Multimarkers of metabolic vulnerability and inflammation and risk for metabolic-associated liver cancer Ampem Darko Siaw* Samuel Antwi Ampem Darko Siaw Nicholas Johnson

Background: Metabolic dysfunction-associated steatotic liver disease (MASLD) is a rapidly growing public health problem, and a leading cause of liver cancer (hepatocellular carcinoma, HCC) in the U.S. and many parts of the world. Given the rising incidence of MASLD and the potential for many patients to progress to HCC, there is a pressing need to identify biological markers of disease progression to enable patient risk stratification and early intervention. We performed a pilot study assessing associations between three multimarker indexes; metabolic vulnerability index (MVX), metabolic malnutrition index (MMX) and inflammation index (INFX), and risk for HCC development.
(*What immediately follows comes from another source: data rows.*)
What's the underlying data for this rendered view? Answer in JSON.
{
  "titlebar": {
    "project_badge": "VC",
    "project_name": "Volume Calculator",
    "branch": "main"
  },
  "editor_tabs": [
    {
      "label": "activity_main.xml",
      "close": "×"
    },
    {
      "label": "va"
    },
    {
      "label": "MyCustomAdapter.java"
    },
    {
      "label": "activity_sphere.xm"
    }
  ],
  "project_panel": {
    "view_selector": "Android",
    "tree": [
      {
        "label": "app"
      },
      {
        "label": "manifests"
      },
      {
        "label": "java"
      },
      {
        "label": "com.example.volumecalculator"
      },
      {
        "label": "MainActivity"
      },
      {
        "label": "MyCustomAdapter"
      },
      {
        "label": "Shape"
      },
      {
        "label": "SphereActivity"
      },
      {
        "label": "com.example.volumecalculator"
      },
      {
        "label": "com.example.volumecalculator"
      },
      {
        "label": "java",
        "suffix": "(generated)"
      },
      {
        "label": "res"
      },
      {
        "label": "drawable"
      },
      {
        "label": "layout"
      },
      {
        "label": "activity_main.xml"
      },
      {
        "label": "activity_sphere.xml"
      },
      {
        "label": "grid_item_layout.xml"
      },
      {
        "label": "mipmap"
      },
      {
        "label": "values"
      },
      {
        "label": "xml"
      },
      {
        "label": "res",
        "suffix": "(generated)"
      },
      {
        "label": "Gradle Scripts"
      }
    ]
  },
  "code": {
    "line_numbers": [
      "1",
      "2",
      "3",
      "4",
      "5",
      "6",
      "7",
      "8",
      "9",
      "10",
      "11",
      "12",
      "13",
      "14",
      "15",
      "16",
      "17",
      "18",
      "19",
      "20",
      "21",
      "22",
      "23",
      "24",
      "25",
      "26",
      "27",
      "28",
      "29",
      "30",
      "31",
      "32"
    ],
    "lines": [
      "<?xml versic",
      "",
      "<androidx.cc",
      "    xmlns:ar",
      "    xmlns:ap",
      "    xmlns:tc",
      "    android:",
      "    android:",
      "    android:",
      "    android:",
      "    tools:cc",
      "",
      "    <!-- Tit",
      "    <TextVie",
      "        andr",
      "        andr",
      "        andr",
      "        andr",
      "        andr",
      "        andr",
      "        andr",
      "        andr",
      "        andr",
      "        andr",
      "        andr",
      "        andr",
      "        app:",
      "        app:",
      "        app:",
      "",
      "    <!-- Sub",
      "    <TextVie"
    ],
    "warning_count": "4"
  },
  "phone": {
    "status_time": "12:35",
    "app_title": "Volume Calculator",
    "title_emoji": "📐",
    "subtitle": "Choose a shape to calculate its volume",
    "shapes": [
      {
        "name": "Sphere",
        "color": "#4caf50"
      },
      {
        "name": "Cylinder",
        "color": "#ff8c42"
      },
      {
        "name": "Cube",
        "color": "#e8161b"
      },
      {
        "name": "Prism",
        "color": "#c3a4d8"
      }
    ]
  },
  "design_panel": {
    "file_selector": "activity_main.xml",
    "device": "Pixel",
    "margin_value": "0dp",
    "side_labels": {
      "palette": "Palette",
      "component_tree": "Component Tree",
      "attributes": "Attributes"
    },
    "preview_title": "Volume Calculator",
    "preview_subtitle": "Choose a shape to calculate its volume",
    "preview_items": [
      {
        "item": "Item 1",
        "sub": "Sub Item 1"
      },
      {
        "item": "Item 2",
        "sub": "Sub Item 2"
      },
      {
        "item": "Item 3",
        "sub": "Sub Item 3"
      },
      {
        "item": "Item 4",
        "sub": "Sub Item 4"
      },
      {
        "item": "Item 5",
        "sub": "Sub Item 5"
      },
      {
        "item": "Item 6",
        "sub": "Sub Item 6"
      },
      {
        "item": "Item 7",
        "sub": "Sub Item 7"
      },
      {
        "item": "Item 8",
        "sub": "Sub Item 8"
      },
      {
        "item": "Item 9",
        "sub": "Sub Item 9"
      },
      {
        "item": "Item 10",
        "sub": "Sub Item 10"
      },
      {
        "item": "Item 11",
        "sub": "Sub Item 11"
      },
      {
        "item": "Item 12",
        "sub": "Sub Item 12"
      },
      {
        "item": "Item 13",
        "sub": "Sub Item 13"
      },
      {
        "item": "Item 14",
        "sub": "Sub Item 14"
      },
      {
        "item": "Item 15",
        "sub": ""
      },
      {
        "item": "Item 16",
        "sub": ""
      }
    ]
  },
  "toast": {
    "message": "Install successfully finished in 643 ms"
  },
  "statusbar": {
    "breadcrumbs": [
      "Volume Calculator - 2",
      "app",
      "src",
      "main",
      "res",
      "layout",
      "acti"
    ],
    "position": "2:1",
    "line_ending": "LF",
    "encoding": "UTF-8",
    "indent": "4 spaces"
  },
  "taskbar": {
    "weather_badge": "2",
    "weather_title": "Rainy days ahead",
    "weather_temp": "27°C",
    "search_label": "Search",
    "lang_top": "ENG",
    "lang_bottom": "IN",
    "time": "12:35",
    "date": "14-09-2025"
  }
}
Methods: A nested case-control study was performed among 52 MASLD-HCC cases and 52 MASLD controls, individually matched on age, sex, race/ethnicity, date of MASLD diagnosis, date of sample collection, and length of follow-up. Baseline, pre-malignant samples were used to measure plasma biomarkers simultaneously using nuclear magnetic resonance MetaboProfile (e.g., valine, leucine, isoleucine, citrate, high-density lipoproteins, etc.), and then aggregated into MVX, MMX, and INFX scores. These indexes were treated as continuous variables and logistic regression was used to calculate odds ratios (ORs) and 95% confidence intervals (CIs), adjusting for age, sex, race, body mass index, type II diabetes, and smoking history.

Results: Higher MVX (OR=1.06, 95% CI: 1.02-1.10) and INFX (OR=1.05, CI: 1.02-1.09) scores were associated with higher risk for HCC. No association was found between MMX and HCC risk (OR=1.04: 95% CI: 0.99-1.10).

Conclusion: These findings suggest that elevated multimarker index scores for metabolic vulnerability and inflammation contribute to HCC development in MASLD patients. These indexes could be integrated with other clinical information and genetic markers for HCC risk prediction in the setting of metabolic abnormalities.